Turner, Caperton, CKenault, for appellant. Riddle, for appellee.But there is an error in the final judgment prejudicial to appellants for which there must be a reversal. After stating that the matters set up in the answer are insufficient to constitute a defense to the action except as to the $1,200, pleaded as partial payment, the court proceeds to render judgment for $6,000, the full amount of the note sued on with interest from the date of its maturity, and after ordering land to be sold to pay the debt interest and costs including the commissioner’s allowance for selling, and prescribing the terms and manner of making the sale, adds these words: “The commissioner will report his proceedings under this judgment to the next term of this court for its approval, and the cause, including the twelve hundred dollars excepted out of this judgment, is continued until the next term of this court.” The judgment is rendered for the whole $6,000, and nothing said of any exception therefrom until the clause for the continuance is reached, and then the language is that the case, including the twelve hundred dollars excepted, etc., is continued.
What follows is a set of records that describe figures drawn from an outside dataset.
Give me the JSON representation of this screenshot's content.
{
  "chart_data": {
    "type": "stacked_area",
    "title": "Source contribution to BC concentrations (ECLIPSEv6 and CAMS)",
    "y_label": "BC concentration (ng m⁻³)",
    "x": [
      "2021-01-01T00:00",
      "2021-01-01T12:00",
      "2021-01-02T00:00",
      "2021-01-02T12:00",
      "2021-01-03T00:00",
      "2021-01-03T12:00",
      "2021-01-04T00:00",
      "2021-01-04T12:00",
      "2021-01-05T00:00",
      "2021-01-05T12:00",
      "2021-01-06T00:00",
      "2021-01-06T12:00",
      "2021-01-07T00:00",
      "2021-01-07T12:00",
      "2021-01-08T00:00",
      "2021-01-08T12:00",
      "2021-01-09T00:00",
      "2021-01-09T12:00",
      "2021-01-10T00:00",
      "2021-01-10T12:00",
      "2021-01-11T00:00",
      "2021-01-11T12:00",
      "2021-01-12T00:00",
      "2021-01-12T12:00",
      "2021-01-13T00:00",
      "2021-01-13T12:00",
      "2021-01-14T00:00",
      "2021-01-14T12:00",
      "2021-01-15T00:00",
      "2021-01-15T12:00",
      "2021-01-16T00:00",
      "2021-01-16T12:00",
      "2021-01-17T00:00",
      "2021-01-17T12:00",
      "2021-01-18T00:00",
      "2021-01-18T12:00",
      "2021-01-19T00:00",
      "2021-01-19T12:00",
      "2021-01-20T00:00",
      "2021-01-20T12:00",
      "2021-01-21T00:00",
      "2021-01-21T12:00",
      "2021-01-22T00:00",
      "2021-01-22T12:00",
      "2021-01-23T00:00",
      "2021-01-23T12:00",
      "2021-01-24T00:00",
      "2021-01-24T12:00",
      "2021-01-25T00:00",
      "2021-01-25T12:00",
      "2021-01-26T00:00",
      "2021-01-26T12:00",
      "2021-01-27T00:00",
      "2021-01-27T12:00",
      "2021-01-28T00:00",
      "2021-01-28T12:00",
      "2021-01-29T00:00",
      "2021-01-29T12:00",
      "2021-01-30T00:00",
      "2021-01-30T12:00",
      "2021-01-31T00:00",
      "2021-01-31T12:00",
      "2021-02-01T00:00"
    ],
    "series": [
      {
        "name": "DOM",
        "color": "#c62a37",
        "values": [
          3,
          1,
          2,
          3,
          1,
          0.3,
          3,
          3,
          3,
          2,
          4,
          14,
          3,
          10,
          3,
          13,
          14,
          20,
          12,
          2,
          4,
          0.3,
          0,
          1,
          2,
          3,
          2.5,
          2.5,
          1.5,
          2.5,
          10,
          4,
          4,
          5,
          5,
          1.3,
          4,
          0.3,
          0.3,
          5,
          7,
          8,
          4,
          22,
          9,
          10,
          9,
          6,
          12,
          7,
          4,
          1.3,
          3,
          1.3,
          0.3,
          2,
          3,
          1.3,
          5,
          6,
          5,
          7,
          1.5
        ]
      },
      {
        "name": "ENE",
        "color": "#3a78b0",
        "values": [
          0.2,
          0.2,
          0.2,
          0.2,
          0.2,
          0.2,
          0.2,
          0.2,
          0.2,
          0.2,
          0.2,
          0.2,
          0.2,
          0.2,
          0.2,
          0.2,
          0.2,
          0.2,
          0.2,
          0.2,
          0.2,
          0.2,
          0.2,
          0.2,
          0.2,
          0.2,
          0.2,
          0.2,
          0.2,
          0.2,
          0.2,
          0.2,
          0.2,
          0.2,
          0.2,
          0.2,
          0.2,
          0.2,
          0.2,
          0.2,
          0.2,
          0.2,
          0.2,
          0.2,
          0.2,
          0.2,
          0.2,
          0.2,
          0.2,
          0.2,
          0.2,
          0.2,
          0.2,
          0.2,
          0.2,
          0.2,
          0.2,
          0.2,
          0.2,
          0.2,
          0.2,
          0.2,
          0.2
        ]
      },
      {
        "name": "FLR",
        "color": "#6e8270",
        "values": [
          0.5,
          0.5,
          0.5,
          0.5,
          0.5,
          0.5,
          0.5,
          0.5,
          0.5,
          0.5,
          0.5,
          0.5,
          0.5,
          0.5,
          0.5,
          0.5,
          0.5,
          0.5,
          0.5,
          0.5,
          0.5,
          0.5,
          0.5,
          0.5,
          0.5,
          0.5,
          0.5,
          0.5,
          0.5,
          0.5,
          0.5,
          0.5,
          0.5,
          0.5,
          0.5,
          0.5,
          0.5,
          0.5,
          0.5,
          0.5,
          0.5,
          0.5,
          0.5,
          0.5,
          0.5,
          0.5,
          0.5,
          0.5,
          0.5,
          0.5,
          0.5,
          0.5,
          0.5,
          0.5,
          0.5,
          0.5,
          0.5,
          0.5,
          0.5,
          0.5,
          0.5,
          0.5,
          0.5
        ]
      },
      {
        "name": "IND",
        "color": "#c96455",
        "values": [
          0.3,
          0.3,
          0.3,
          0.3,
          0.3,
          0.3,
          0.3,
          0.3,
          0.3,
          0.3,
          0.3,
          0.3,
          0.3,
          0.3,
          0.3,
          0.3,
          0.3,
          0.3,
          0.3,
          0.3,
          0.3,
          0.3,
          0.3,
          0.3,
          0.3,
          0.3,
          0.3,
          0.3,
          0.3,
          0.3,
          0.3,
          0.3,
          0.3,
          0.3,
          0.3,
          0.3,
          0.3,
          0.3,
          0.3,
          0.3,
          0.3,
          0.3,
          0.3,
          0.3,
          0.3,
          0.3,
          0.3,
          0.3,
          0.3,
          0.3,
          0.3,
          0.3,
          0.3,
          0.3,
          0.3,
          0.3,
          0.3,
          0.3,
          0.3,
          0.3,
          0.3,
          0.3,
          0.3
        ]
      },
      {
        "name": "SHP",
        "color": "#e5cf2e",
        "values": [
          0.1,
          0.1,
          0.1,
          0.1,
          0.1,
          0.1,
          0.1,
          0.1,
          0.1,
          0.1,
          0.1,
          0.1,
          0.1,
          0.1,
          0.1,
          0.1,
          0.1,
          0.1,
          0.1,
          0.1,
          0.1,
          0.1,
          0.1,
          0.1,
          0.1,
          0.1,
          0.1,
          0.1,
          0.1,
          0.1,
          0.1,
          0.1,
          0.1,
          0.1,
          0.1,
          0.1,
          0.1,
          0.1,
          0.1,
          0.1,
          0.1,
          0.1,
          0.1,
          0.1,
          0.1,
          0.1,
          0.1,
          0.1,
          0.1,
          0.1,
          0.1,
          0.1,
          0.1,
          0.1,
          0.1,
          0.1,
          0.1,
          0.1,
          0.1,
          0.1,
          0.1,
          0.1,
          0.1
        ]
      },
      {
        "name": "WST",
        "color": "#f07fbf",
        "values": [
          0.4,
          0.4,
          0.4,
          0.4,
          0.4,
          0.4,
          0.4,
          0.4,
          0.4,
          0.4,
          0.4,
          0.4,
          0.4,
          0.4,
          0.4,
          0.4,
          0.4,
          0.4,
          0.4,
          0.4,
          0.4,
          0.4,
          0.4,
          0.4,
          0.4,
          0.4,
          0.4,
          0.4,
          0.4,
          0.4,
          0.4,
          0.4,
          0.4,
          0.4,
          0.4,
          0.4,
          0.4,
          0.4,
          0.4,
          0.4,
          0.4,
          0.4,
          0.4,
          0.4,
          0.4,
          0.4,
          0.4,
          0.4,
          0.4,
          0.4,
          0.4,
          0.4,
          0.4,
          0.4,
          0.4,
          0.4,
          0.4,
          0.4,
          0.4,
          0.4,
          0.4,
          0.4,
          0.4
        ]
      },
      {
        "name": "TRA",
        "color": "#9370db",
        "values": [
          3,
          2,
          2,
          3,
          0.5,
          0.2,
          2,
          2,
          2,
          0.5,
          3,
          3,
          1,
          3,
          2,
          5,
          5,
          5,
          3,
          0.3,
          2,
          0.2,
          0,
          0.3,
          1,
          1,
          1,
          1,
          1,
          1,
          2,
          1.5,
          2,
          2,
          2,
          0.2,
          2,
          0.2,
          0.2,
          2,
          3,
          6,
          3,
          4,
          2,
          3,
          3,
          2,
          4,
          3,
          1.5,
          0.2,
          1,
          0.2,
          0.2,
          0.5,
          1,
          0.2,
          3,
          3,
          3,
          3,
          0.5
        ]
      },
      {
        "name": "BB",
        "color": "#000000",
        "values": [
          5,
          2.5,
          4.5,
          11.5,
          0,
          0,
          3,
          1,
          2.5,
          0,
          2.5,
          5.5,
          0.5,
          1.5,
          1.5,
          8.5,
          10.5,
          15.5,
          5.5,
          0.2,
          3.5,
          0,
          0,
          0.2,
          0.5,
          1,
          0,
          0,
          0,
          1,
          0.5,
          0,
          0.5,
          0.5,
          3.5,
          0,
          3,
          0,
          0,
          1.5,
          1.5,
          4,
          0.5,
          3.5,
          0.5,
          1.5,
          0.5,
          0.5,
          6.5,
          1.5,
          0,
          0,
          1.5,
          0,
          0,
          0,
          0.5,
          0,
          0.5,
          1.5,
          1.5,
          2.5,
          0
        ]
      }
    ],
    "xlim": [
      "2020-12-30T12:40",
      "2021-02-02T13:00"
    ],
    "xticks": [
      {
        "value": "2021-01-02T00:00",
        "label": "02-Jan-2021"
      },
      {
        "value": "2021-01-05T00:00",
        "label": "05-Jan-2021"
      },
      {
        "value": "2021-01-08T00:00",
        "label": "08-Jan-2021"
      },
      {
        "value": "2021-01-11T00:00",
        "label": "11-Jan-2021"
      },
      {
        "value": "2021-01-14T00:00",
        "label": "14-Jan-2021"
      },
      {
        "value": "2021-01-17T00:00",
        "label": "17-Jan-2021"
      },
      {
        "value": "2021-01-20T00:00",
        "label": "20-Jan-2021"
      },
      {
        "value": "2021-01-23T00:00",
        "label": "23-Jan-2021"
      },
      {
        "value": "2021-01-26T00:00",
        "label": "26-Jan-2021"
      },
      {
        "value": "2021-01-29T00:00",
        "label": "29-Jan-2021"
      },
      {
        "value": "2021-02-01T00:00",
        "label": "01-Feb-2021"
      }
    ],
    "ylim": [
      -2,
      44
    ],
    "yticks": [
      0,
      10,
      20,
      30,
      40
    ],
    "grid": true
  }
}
According to the terms and meaning of the judgment it must be for the whole $6,000. The commissioner is required to sell for that sum and no less, and’having embraced the $1,200 the bonds of the purchaser must secure that sum as well as the residue of the debt and the continuance of the cause would be only to receive, and adjudicate on the Master’s report. Indeed, it may be very seriously doubted whether the court at a subsequent term would have any power to try the issue as to the payment of $1,200. He should have rendered judgment for $4,800, the amount not controverted by the answer and continued the cause to try the issue as to the payment of the $1,200. Wherefore the judgment is reversed and the cause is remanded to render judgment and for further proceedings consistent herewith.